April 1, 2009 12:31 PM

NYC Lawyers Mull Career Switches

Posted by Nate Raymond

More than 110 lawyers in New York City packed a small room Tuesday night to mull if the financial crisis might present an opportunity to escape the law.

Lawyers at the offices of the New York City Bar Association listened to former lawyers who'd left their law firm careers to go into academia, career coaching, and yoga. The event was the second of two panels the association was hosting for lawyers trying to make sense of the troubling job market.

One underlying message recurred throughout the event: Tread cautiously if you're looking to leave the law, because in this recession, and beyond, it's unlikely that a law firm will hire you back once you've left the profession.

"It's just such a flooded market," said Melissa McClenaghan Martin, a former Fried, Frank, Harris, Shriver & Jacobson associate who has since gone into career coaching and founded diversity consulting firm Career Women's Initiative. "If you want to stay in the law, I'd do something as tied to the law as possible."

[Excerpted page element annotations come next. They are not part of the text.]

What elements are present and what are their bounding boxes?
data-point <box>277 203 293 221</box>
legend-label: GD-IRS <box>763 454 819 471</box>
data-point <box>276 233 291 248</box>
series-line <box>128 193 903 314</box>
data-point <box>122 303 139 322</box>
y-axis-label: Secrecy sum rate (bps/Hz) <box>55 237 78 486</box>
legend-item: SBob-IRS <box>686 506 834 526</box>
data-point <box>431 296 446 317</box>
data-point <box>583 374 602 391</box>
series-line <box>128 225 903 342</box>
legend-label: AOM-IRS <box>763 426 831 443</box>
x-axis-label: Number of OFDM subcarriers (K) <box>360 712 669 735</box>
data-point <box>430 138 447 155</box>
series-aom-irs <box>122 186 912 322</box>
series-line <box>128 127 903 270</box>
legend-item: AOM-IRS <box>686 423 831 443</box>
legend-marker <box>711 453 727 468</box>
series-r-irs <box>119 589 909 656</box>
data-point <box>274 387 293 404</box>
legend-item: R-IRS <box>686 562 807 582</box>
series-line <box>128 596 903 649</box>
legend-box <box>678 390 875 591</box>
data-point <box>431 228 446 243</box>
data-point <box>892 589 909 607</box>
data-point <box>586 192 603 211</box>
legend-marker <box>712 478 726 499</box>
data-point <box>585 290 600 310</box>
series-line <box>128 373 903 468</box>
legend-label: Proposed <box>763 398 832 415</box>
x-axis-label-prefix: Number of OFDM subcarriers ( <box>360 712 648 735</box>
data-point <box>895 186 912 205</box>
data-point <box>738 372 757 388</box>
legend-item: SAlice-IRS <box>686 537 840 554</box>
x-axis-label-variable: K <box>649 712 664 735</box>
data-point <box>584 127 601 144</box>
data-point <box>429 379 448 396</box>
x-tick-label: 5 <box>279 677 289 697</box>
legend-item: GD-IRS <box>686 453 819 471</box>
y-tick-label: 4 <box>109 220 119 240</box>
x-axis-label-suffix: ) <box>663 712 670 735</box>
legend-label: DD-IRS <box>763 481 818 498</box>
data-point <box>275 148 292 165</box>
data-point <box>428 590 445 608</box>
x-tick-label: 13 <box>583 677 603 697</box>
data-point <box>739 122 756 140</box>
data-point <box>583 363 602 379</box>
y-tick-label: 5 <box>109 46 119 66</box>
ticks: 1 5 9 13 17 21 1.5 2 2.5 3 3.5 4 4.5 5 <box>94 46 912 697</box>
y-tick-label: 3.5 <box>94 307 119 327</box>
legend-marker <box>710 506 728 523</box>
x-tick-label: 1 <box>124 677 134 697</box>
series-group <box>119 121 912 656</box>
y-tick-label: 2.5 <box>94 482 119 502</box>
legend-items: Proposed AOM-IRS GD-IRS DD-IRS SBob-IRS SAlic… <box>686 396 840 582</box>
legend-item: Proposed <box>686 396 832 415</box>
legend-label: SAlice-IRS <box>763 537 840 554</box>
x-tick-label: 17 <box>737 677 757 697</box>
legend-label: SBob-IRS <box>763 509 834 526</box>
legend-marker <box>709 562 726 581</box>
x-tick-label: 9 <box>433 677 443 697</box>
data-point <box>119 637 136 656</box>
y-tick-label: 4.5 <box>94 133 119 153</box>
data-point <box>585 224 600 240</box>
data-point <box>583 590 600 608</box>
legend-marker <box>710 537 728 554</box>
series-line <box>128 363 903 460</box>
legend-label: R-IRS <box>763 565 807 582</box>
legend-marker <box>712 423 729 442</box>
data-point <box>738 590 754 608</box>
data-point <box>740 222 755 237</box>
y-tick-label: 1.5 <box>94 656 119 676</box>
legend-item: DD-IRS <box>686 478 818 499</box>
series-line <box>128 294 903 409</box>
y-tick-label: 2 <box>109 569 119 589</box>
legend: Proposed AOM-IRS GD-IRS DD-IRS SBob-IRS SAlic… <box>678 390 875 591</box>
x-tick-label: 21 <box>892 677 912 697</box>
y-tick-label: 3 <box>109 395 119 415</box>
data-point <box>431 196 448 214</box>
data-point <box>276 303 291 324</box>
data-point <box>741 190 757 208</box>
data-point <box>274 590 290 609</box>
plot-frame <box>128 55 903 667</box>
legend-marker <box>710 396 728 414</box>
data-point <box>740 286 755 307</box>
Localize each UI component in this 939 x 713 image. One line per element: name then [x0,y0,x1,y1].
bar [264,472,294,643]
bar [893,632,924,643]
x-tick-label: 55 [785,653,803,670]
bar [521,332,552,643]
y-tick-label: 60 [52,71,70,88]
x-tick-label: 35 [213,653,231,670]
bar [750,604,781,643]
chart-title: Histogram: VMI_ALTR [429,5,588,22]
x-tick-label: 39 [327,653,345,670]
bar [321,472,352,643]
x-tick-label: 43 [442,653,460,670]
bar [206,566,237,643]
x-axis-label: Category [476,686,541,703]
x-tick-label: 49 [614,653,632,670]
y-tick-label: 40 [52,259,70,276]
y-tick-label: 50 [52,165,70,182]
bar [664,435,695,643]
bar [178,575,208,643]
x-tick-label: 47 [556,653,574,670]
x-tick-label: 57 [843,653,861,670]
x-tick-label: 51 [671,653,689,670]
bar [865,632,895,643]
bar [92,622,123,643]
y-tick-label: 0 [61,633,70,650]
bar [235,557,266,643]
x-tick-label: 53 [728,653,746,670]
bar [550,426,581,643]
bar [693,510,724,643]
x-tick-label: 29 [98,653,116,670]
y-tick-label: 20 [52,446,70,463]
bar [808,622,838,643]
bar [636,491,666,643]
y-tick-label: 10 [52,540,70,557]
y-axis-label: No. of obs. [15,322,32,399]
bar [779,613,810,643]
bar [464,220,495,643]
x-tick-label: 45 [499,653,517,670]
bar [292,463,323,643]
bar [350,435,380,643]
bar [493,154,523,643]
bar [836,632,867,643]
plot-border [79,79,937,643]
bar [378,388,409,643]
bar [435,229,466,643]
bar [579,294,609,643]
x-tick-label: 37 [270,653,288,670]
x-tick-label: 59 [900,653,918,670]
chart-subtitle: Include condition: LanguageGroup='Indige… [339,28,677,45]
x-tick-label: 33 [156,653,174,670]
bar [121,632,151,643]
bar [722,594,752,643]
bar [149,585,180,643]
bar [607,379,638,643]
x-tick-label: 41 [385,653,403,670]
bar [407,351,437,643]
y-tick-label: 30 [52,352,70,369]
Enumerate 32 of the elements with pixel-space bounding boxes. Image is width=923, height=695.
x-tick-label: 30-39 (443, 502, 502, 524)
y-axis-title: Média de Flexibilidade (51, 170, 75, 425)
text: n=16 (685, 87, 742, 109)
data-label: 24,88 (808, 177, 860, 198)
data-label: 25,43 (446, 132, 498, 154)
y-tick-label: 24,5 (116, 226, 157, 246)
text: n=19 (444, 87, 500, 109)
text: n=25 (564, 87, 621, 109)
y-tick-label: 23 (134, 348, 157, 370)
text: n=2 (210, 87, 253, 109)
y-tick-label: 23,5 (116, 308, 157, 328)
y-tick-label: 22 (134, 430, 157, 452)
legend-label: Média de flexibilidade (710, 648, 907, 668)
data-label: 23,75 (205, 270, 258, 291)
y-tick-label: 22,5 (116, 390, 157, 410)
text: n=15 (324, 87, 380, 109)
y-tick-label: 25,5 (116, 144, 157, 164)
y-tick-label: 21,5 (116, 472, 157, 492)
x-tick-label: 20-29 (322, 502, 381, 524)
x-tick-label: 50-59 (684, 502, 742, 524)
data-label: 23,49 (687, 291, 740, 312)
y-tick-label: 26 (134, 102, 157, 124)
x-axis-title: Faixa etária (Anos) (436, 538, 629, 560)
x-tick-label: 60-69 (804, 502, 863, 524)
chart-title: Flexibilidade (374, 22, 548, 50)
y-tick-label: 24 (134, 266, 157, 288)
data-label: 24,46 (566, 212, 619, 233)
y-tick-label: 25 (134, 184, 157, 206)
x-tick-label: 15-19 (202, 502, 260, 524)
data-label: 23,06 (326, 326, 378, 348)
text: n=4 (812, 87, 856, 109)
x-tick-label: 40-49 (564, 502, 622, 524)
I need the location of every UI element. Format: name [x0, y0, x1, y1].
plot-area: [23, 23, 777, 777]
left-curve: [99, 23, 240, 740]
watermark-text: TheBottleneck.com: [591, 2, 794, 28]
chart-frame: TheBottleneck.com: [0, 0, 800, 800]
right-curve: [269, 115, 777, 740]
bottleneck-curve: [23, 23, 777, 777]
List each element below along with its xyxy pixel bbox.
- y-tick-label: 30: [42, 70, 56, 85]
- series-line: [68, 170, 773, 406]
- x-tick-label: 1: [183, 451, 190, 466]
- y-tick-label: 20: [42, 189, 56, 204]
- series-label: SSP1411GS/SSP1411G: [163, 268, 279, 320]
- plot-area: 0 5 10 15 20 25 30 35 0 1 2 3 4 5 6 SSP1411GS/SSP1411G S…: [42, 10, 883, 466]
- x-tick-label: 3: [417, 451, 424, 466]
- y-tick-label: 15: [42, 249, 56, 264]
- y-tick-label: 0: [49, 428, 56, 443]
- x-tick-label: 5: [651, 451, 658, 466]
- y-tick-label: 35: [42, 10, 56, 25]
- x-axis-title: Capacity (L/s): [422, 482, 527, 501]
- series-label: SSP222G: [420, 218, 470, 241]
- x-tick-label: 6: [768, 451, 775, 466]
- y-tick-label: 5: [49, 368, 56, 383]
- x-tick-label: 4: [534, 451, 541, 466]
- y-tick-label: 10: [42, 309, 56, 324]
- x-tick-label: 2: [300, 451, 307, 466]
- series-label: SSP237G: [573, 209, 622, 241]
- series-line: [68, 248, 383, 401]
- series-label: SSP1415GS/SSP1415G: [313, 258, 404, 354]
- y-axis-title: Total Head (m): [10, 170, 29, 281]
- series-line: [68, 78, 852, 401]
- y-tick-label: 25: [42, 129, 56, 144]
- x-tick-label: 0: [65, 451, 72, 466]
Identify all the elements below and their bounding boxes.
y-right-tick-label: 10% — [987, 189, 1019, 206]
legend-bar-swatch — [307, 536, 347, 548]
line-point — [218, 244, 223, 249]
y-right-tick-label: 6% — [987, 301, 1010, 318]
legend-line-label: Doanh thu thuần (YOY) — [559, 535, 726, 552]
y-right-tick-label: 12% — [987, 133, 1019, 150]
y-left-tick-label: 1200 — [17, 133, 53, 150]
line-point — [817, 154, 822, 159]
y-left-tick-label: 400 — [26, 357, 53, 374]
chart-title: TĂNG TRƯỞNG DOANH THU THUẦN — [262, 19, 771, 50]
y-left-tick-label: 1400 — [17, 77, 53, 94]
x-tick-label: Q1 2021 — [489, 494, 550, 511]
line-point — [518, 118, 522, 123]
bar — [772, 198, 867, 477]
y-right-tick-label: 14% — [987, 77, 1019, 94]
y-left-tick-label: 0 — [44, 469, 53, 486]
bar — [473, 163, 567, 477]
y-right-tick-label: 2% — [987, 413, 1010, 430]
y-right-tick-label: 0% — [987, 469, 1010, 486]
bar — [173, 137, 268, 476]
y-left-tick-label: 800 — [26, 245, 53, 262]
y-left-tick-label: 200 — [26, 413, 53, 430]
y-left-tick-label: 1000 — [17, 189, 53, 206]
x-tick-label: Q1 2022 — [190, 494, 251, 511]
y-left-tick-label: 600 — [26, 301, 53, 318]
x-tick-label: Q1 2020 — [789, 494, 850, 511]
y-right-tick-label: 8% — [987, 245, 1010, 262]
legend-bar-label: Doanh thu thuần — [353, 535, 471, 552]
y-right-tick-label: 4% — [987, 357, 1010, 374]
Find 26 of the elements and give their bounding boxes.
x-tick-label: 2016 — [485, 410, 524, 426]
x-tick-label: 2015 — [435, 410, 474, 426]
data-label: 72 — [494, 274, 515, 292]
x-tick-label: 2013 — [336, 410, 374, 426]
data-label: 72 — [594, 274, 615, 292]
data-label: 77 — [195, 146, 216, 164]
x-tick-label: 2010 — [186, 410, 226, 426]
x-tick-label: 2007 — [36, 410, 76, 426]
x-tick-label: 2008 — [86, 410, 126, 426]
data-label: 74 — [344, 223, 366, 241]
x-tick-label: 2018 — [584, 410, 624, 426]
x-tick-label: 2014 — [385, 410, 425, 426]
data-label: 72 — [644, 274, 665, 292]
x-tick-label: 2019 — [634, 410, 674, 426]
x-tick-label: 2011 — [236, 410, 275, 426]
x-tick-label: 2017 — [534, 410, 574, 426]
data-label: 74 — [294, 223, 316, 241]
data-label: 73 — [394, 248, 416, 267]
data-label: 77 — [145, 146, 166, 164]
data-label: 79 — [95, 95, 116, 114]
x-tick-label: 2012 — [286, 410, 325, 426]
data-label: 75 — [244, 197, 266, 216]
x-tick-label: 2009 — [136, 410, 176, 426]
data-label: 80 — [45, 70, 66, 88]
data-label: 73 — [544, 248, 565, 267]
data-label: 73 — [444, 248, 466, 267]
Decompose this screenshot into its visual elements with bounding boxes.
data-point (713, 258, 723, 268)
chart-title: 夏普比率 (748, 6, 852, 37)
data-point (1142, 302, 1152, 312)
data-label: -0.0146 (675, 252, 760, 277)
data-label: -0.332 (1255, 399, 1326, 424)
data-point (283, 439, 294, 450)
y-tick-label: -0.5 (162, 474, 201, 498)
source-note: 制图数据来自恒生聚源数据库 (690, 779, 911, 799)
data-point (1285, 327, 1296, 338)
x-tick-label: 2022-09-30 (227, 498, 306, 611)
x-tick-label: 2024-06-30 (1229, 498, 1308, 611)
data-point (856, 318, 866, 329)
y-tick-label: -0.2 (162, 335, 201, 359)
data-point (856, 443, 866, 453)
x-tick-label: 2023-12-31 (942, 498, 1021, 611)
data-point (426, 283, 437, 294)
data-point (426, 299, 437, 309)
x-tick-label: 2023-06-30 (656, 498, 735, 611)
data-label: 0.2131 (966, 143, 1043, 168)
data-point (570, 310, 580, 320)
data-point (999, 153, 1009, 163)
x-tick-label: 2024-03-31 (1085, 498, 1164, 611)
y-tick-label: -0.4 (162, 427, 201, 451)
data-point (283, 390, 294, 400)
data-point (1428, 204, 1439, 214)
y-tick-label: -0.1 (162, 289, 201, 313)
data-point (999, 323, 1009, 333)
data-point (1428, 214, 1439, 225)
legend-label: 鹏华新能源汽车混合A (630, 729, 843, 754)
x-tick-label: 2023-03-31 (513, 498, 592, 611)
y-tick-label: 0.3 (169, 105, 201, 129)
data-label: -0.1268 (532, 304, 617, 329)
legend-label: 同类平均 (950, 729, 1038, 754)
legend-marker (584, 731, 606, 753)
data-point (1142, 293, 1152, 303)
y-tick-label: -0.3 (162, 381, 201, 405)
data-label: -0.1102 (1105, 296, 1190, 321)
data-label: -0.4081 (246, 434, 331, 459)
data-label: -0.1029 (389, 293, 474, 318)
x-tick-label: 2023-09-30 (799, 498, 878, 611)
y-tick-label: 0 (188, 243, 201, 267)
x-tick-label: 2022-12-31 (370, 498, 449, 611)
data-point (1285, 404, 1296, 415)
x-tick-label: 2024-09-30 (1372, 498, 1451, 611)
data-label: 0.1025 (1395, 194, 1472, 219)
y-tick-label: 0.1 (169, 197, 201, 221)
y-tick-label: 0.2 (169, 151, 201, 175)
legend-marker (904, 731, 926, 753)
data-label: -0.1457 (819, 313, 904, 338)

That said, if you're ready to leave the law behind for good, then a switch is possible, panelists concurred.

Emphasizing nonlegal skills is essential in making the jump, according to the participants. Going back to school isn't necessarily needed to gain nonlegal skills, and panelists advised against quitting your day job before securing another job.

Michael DeCosta, a senior client partner at Korn/Ferry International, said lawyers exploring a career change can instead take on extracurricular activities inside their firms to build up resumes with skills unrelated to the law. Joining committees at a law firm is one way to pick up skills or experiences unrelated to a legal practice, he said. "You have to pick up the experience," he said.

And don't forget to capitalize on nonlegal skills you've already picked up in your job. Alexandra DaPolito Dunn was the general counsel of the National Association of Clean Water Agencies before she decided to go into academia. She hadn't published academic papers, a setback for making the switch. But she did realize she had management experience through her general counsel job, which helped her get a job as assistant dean of environmental law programs at Pace Law School in New York.

For all the panelists, making the career change meant sacrificing pay. "I took a pretty significant pay cut to move into academia," Dunn said. "I did not run the numbers, and if I had, I probably wouldn't have." McClenaghan Martin likewise remembered looking at her first post-law tax return and feeling sick. Connie Vasquez, who now splits her time between a litigation practice at Mazur Carp Rubin & Schulman and running a work-life balance consulting firm called AlchemESQ, said money also was an issue when she first started her business.

"When it got difficult, I really had to remember why I was doing it," she said.

While starting a business is an option, panelists cautioned that the current economy will pose extra challenges to that end.

"Any time you start a new business, failure is hovering above you," McClenaghan Martin said. While her firm began with a focus on diversity, lately because of the recession it's had to branch out into other streams, she said.

And there are, of course, issues outside the economy making it hard for lawyers to start a new venture.

"Most attorneys aren't entrepreneurial by nature," DeCosta said. "It's so hard to trigger that piece."